旁邊有個休息的小亭子,顧霄走過去坐着往下看,可以看到山下的情景,隐約能看到剛剛看到的那條河。

“真爽。”顧霄感嘆了一聲,靠在欄杆上伸了個懶腰。

邢邵坐下來靠在他手臂上說:“你要喜歡以後可以經常過來。”

“偶爾來一次就行,多了就不覺得好玩了。”

纜車很快就來了,坐車下了山之後就打了車往火車站去,下午的火車,再晚就趕不上了。

到火車站外邊時間還夠,邢邵找了個地方和顧霄吃飯。

“這附近沒什麽玩兒的,就來蹦個極,有點兒浪費了,前前後後才那麽一會兒。”顧霄覺得有點可惜,又是坐火車,又是爬山的,就為了那幾分鐘。

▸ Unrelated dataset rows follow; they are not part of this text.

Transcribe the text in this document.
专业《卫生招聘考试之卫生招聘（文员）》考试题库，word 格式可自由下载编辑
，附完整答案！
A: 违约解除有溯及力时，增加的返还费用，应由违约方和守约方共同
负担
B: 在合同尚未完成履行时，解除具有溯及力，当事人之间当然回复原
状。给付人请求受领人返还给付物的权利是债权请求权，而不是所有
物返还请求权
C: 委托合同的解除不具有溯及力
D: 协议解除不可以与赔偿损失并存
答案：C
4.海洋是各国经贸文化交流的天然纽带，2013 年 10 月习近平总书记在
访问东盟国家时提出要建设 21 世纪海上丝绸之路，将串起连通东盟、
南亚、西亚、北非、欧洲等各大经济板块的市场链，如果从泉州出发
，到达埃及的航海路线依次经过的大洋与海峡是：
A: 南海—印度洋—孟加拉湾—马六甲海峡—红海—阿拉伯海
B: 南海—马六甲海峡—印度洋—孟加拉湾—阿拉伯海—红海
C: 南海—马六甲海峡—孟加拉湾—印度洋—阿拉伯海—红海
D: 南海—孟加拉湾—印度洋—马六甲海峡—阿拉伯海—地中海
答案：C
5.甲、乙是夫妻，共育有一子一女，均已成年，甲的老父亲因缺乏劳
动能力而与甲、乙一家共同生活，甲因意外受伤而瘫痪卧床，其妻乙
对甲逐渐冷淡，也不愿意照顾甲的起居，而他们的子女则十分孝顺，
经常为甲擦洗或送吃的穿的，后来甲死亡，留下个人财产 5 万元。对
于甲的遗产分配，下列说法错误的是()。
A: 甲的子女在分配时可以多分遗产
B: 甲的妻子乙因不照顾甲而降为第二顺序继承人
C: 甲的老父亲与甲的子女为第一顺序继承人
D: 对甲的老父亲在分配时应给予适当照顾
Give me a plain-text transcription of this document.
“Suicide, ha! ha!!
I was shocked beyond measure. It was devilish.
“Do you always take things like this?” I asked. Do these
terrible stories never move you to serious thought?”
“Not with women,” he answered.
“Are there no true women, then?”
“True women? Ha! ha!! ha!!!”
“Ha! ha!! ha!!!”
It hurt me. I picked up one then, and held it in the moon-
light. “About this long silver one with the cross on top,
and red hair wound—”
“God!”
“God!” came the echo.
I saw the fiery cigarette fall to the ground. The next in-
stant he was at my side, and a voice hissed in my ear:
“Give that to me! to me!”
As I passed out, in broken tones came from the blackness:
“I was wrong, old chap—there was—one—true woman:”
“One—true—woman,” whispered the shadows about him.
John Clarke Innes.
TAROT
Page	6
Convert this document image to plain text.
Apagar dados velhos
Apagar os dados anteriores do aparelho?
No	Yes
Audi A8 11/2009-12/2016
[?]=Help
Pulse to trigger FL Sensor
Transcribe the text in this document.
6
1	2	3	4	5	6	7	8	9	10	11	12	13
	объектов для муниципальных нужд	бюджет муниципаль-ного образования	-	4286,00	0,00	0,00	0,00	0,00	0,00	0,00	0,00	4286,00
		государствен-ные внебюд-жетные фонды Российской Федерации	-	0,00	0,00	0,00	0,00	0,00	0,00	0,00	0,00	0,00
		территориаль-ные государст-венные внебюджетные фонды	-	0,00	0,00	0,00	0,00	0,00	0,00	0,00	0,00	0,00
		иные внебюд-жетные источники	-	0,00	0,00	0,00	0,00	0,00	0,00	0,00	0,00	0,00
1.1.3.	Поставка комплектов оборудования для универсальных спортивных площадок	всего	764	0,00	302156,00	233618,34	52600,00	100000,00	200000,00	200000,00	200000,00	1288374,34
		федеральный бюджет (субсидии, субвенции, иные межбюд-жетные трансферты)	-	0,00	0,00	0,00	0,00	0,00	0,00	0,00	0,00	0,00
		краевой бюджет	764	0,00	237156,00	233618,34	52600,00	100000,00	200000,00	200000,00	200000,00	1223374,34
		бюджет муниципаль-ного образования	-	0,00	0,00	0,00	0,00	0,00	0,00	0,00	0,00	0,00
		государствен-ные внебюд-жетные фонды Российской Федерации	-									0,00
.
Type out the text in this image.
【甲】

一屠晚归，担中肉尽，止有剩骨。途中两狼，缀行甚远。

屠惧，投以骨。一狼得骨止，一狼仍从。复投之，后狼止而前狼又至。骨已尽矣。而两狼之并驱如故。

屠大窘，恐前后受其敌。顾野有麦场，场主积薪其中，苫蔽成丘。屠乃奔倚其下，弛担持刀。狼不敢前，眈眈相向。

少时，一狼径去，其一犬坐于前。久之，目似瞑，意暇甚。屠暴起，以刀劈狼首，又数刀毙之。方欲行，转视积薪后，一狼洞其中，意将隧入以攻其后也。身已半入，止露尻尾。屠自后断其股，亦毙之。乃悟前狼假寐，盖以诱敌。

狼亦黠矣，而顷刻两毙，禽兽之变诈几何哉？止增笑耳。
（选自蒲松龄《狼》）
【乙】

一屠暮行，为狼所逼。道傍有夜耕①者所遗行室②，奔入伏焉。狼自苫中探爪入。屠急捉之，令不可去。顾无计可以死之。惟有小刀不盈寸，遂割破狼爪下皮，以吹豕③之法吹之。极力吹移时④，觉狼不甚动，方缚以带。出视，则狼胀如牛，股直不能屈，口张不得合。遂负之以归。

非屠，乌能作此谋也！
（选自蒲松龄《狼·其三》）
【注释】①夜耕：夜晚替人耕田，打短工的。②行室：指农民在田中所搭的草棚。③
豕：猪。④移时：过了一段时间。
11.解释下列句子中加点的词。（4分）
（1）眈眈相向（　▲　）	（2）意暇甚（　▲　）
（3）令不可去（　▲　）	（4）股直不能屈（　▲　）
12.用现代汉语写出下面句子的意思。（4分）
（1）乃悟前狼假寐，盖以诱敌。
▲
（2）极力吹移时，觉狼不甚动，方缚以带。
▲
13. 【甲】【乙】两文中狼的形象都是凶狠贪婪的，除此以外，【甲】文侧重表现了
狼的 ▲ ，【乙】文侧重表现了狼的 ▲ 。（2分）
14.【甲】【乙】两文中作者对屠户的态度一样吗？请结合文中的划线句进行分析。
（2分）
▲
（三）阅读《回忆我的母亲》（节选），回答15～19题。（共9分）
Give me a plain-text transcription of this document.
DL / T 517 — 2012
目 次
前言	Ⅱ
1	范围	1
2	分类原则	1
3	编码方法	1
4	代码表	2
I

“下次去其他地方,看看有其他玩兒的,可以多待一天。”

“行,等你有時間的。”顧霄說。

随便吃了個面條就回了,雖然來得時間挺短,也挺周折的,但是邢邵看得出來,顧霄心情很不錯,臉上一副輕松的樣子。

就半天的時間,但是很不錯,顧霄心情是真的好。

這就是邢邵要達到的目的,高刺激的項目,可以讓顧霄忘記蘇堰的事情。

但是回去之後,還是要繼續面對,邢邵想着趕緊約江姜出來,看看能不能查出蘇堰到底是為什麽自殺的,如果真的是受不了自己拒絕,絕對是不可能在半個多月沒聯系之後沒有任何音訊就自殺的。

然後還有李博,邢邵也得見一見李博。

知道了蘇堰是怎麽自殺的,顧霄也許會好一些,會接受自己已經代替了蘇堰這個事實。

顧霄說會接受,但是依舊一直顧忌自己用着蘇堰的身體,這樣下去肯定是不行的。

蘇堰再回來是不可能的,顧霄也不可能再活過來。想要一直和顧霄在一起,顧霄只能繼續以蘇堰的身份活下去,顧霄必須接受這個事實。